Ils ont dansé, chanté, et crié victoire avant même que le soleil ne se lève sur un décompte officiel. Les législatives sénégalaises de 2024 marquent un tournant, une claque retentissante qui bouscule l’équilibre politique d’un pays habitué à l’hégémonie de figures bien ancrées. La victoire de Pastef résonne comme une gifle à la classe politique traditionnelle, mais aussi comme une promesse — ou une menace, selon où l’on se situe — d’un changement profond dans la gouvernance sénégalaise.

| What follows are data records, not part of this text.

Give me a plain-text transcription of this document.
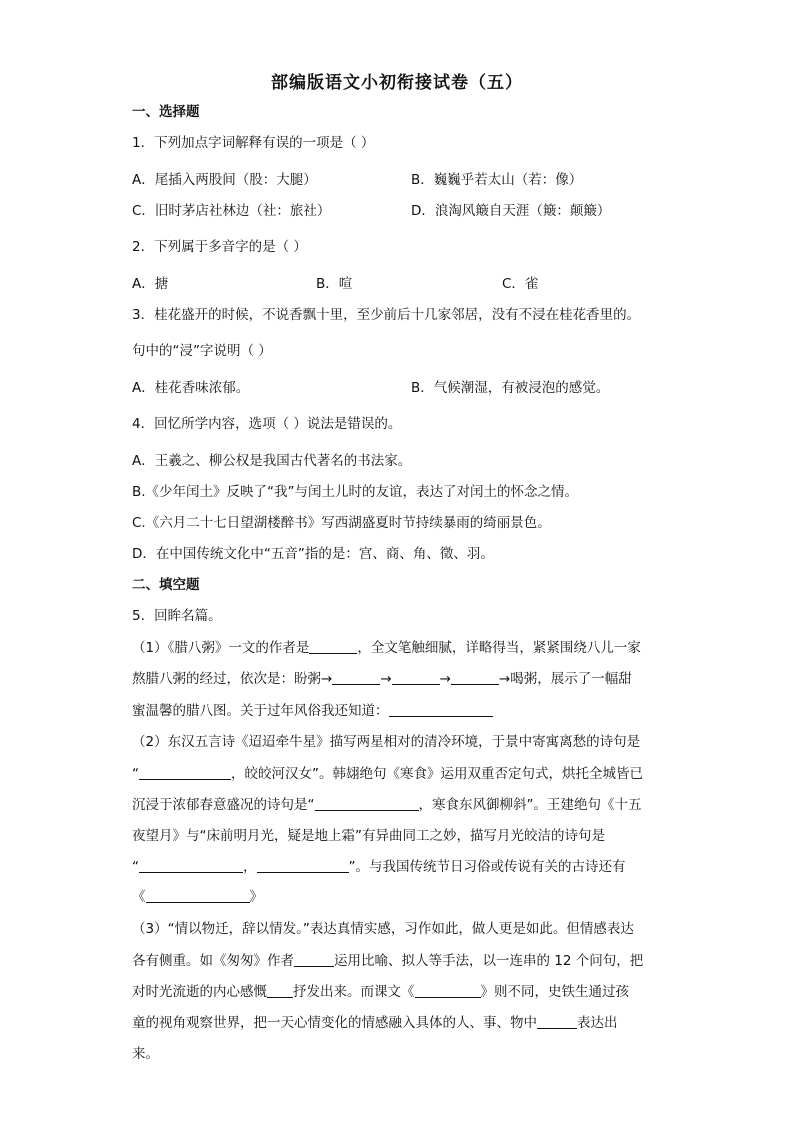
部编版语文小初衔接试卷（五）
一、选择题
1．下列加点字词解释有误的一项是（ ）
A．尾插入两股间（股：大腿）	B．巍巍乎若太山（若：像）
C．旧时茅店社林边（社：旅社）	D．浪淘风簸自天涯（簸：颠簸）
2．下列属于多音字的是（ ）
A．搪	B．喧	C．雀
3．桂花盛开的时候，不说香飘十里，至少前后十几家邻居，没有不浸在桂花香里的。
句中的“浸”字说明（ ）
A．桂花香味浓郁。	B．气候潮湿，有被浸泡的感觉。
4．回忆所学内容，选项（ ）说法是错误的。
A．王羲之、柳公权是我国古代著名的书法家。
B.《少年闰土》反映了“我”与闰土儿时的友谊，表达了对闰土的怀念之情。
C.《六月二十七日望湖楼醉书》写西湖盛夏时节持续暴雨的绮丽景色。
D．在中国传统文化中“五音”指的是：宫、商、角、徵、羽。
二、填空题
5．回眸名篇。
（1）《腊八粥》一文的作者是	，全文笔触细腻，详略得当，紧紧围绕八儿一家
熬腊八粥的经过，依次是：盼粥→	→	→	→喝粥，展示了一幅甜
蜜温馨的腊八图。关于过年风俗我还知道：
（2）东汉五言诗《迢迢牵牛星》描写两星相对的清冷环境，于景中寄寓离愁的诗句是
“	，皎皎河汉女”。韩翃绝句《寒食》运用双重否定句式，烘托全城皆已
沉浸于浓郁春意盛况的诗句是“	，寒食东风御柳斜”。王建绝句《十五
夜望月》与“床前明月光，疑是地上霜”有异曲同工之妙，描写月光皎洁的诗句是
“	，	”。与我国传统节日习俗或传说有关的古诗还有
《	》
（3）“情以物迁，辞以情发。”表达真情实感，习作如此，做人更是如此。但情感表达
各有侧重。如《匆匆》作者	运用比喻、拟人等手法，以一连串的 12 个问句，把
对时光流逝的内心感慨 抒发出来。而课文《	》则不同，史铁生通过孩
童的视角观察世界，把一天心情变化的情感融入具体的人、事、物中	表达出
来。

Il faut bien l’avouer, cette dynamique était prévisible. Pastef avait déjà marqué les esprits lors de la présidentielle, et son chef de file, Ousmane Sonko, s’est imposé comme une figure incontournable du paysage politique. Mais qui aurait parié sur une victoire aussi écrasante lors de ces législatives anticipées ? Même les opposants les plus féroces, Macky Sall en tête, ont plié l’échine, reconnaissant une défaite humiliante dans leur propre fief. Une ironie, n’est-ce pas, pour ceux qui prétendaient incarner la modernité démocratique face à ce qu’ils jugeaient comme un « populisme enflammé ».
Mais là où la victoire de Pastef suscite autant d’espoir que d’appréhension, c’est dans la gestion du « projet » qu’il souhaite désormais dérouler. Avoir la majorité parlementaire, c’est un privilège. Mais c’est surtout une responsabilité. Et une majorité qualifiée ouvre la voie à des réformes constitutionnelles qui, mal maîtrisées, peuvent virer au cauchemar. L’histoire regorge de mouvements populaires devenus élitistes à force de gouverner. Pastef saura-t-il rester fidèle à ses idéaux ?
Dans un pays où près de la moitié des électeurs ne s’est même pas donné la peine de voter, l’abstention est un signal inquiétant. Une démocratie robuste doit s’appuyer sur une participation massive, et non sur un raz-de-marée d’un seul camp. Pastef doit se rappeler que les mêmes applaudissements frénétiques peuvent se transformer en huées assourdissantes si les attentes populaires sont trahies.
Ce billet n’est pas une célébration ni une condamnation, mais une réflexion. Pastef a gagné, le Sénégal a voté. Maintenant, les promesses doivent rencontrer la réalité. Nous, spectateurs et acteurs de ce théâtre politique, resterons aux aguets, non pour juger mais pour espérer. Que ce soit une vraie victoire pour le peuple sénégalais — et pas seulement pour ceux qui dansent ce soir.